Pursuant to Minnesota Statutes, section 260E.35, subdivision 6, paragraph (c) all investigative data maintained in this report will be kept by the Department of Human Services for at least ten years after the date of the final entry in the report.
Action Taken by Facility:
The facility completed an Internal Review and found their policies were not followed by the SP. The SP no longer worked at the facility and the other staff persons were retrained on the facility’s Behavior Guidance Policy.
Action Taken by Department of Human Services, Office of Inspector General:
The SP was not disqualified from providing direct care services as a result of the maltreatment determination in this report. However, the SP was notified by the Office of Inspector General that any further substantiated act of maltreatment, whether or not the act meets the criteria for “serious,” will automatically meet the criteria for “recurring” and will result in the disqualification of the SP. The determination that the SP was responsible for maltreatment is subject to appeal.
Minnesota Statutes, section 260E.06, subdivision 1, requires mandated reporters at a facility to immediately report suspected maltreatment. The investigation determined that five individuals failed to report suspected maltreatment as required. A letter from DHS was sent to each of these individuals regarding their failure to report the suspected maltreatment and potential consequences for future such failures.

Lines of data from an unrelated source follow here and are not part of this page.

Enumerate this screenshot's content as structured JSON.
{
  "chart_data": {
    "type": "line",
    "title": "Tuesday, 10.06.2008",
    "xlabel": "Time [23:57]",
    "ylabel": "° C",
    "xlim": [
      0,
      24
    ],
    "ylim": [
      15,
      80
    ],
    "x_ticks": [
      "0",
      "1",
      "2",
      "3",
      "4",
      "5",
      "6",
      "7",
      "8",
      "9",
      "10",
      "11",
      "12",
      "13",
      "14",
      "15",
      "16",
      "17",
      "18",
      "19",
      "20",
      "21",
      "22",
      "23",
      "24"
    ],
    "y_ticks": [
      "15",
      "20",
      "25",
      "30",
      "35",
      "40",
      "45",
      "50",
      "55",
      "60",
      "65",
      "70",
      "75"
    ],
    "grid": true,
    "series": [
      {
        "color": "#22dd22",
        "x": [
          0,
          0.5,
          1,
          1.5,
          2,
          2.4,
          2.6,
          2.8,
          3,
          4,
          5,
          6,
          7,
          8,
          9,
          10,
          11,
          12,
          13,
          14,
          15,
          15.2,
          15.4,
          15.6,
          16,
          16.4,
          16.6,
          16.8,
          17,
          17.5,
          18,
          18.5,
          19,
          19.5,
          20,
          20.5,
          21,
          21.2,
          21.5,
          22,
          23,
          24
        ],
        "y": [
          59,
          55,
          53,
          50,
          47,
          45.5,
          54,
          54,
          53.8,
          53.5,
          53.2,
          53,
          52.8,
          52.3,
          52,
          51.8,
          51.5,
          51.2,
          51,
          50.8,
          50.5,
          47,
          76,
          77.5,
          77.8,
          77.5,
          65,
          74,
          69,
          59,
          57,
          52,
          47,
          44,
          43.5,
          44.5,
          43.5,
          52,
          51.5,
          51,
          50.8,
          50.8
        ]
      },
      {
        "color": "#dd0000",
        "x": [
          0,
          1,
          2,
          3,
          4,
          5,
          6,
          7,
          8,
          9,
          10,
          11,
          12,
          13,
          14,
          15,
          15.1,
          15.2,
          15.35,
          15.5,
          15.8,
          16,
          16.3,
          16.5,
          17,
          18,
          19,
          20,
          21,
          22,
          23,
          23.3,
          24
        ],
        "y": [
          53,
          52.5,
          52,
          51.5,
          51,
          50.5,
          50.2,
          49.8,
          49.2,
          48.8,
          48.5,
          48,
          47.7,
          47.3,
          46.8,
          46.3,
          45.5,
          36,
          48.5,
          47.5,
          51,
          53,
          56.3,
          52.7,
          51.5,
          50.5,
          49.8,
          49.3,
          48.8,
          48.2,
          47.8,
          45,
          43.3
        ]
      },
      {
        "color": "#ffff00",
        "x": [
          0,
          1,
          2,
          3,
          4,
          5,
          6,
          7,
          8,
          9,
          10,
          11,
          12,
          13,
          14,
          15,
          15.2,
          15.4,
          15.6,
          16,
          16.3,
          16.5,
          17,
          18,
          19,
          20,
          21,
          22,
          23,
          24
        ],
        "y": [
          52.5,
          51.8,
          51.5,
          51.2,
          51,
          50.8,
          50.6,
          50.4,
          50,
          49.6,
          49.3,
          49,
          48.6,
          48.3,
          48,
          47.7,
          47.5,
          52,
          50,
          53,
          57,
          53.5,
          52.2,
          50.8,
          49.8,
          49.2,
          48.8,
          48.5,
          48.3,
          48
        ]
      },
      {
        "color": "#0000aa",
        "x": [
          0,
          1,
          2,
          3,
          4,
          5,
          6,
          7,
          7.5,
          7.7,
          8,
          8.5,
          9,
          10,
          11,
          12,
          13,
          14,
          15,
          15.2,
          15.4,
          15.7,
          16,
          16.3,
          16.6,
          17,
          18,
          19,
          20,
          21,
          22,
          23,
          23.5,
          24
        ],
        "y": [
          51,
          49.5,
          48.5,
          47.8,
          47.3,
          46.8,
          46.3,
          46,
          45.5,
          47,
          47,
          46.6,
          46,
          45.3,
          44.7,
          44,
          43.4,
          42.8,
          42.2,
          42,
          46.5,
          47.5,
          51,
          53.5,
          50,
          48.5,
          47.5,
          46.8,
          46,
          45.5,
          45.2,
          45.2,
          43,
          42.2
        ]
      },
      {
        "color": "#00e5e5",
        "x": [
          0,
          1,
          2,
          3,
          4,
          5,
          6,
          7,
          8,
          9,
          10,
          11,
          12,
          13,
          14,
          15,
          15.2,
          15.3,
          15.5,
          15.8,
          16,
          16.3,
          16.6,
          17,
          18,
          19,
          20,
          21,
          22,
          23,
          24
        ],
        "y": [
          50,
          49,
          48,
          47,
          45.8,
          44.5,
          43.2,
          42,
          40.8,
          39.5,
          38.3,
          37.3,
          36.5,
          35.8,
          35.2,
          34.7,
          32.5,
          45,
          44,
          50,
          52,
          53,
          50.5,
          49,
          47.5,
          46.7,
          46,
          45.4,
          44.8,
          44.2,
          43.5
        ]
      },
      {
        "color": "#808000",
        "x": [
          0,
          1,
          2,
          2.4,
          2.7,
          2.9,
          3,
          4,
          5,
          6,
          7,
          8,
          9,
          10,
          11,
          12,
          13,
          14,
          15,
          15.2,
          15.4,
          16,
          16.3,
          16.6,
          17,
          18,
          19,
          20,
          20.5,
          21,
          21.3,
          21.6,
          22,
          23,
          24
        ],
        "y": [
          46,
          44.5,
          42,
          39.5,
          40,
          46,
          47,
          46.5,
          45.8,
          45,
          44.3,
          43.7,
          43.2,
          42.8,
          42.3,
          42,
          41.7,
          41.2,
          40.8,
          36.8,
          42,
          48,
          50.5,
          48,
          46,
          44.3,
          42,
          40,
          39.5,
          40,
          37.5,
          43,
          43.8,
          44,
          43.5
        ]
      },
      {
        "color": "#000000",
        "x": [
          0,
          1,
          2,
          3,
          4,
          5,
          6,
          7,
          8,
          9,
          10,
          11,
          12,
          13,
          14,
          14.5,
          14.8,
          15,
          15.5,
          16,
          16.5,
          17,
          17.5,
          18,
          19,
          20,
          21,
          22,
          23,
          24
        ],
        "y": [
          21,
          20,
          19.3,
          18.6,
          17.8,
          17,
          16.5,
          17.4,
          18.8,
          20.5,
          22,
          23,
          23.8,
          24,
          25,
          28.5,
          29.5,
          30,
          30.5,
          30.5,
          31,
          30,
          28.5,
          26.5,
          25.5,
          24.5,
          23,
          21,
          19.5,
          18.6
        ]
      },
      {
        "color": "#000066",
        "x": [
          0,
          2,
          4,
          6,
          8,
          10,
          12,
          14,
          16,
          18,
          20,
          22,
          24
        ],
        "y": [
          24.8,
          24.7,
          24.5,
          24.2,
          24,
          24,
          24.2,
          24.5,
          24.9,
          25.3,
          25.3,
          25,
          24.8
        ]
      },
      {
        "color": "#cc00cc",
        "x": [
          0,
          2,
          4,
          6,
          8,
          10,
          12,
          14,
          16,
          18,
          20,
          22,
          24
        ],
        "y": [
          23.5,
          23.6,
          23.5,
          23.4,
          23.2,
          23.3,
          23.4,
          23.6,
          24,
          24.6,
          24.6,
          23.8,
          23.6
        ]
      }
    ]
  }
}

On October 4, 2024, the facility was issued a Correction Order for the violations outlined in this report. In addition, it was determined that facility mandated reporters, including one mandated reporter in a management role had knowledge of the alleged incident and did not report the incident as required. The license holder was ordered to forfeit a fine of $200 for failure to report maltreatment. The Order to Forfeit a Fine is subject to appeal.
Certification:
The information collection procedures followed in this investigation were pursuant to Minnesota Statutes, section 260E.30, subdivision 6, paragraph (c). All individuals that are subjects of data in this investigation have the right to obtain private data on themselves which was collected, created, or maintained by the Department of Human Services.